We'll have to disagree about whether comparing them to gauzy and anorectic fashion models is as suitable for the male mayflies as it is for the female, though in either event I still don't see how likening mayflies to fashion models produces any metaphorical or poetic resonance.

Max Goodman 04-22-2025 10:40 AM

In this briefer draft, beginning with an explicit comparison to fashion models and continuing with details that feel tangentially linked to them, I want to read fashion models as the poem's true subject; the poem feels like it wants to say something about fashion models and says it by comparing them to mayflies. (I'm not sure what it wants to say, and the earlier draft, also, suggests that this is a misreading.)

That they can't eat is offered as one of the important things about fashion models strikes me as a joke--one that sympathizes with the models.

FWIW.

Glenn Wright 04-22-2025 11:35 AM

Hi, Roger and Max

Roger—I suppose I could change “crawling” in L5 to “feeding.” I’ll give it some more thought.

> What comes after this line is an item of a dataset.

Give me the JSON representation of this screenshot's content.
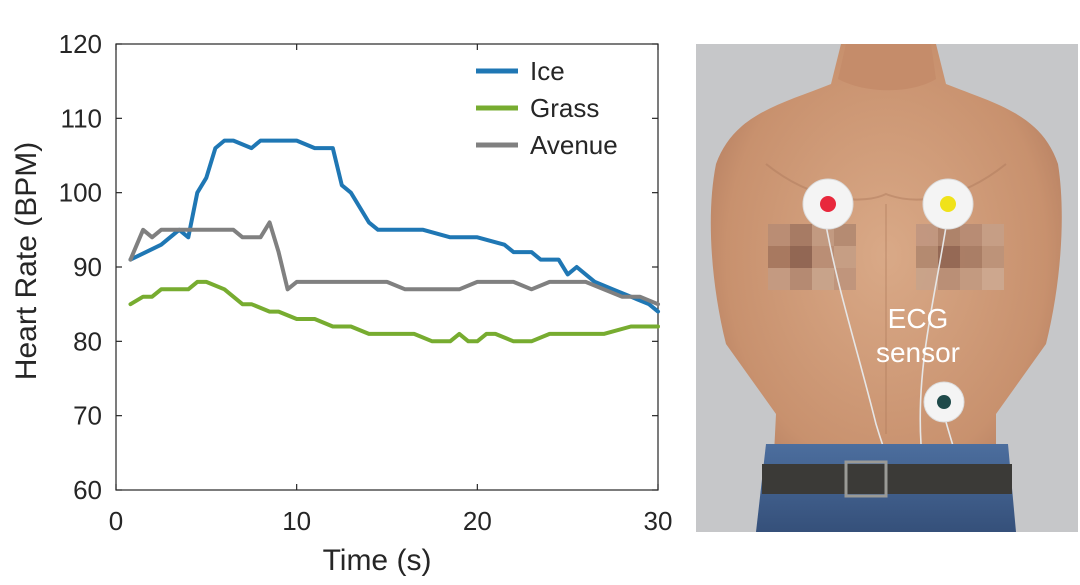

I really don’t feel the problem that you identified. Of course they feed as nymphs. The stanza break between L4 and L5 underscores the metamorphosis that gives imagos the power of flight but robs them of the ability to feed.

Max—I didn’t really intend the poem to be a discussion of fashion models. Rather, I wanted to suggest that the moments in our lives that are filled with excitement, glamor, and glory (for which I use fashion models as a vehicle) are fleeting, purchased with long years of suffering, and impermanent. It’s a sic transit gloria poem.

Thanks, gentlemen, for sharing your responses. They are very helpful.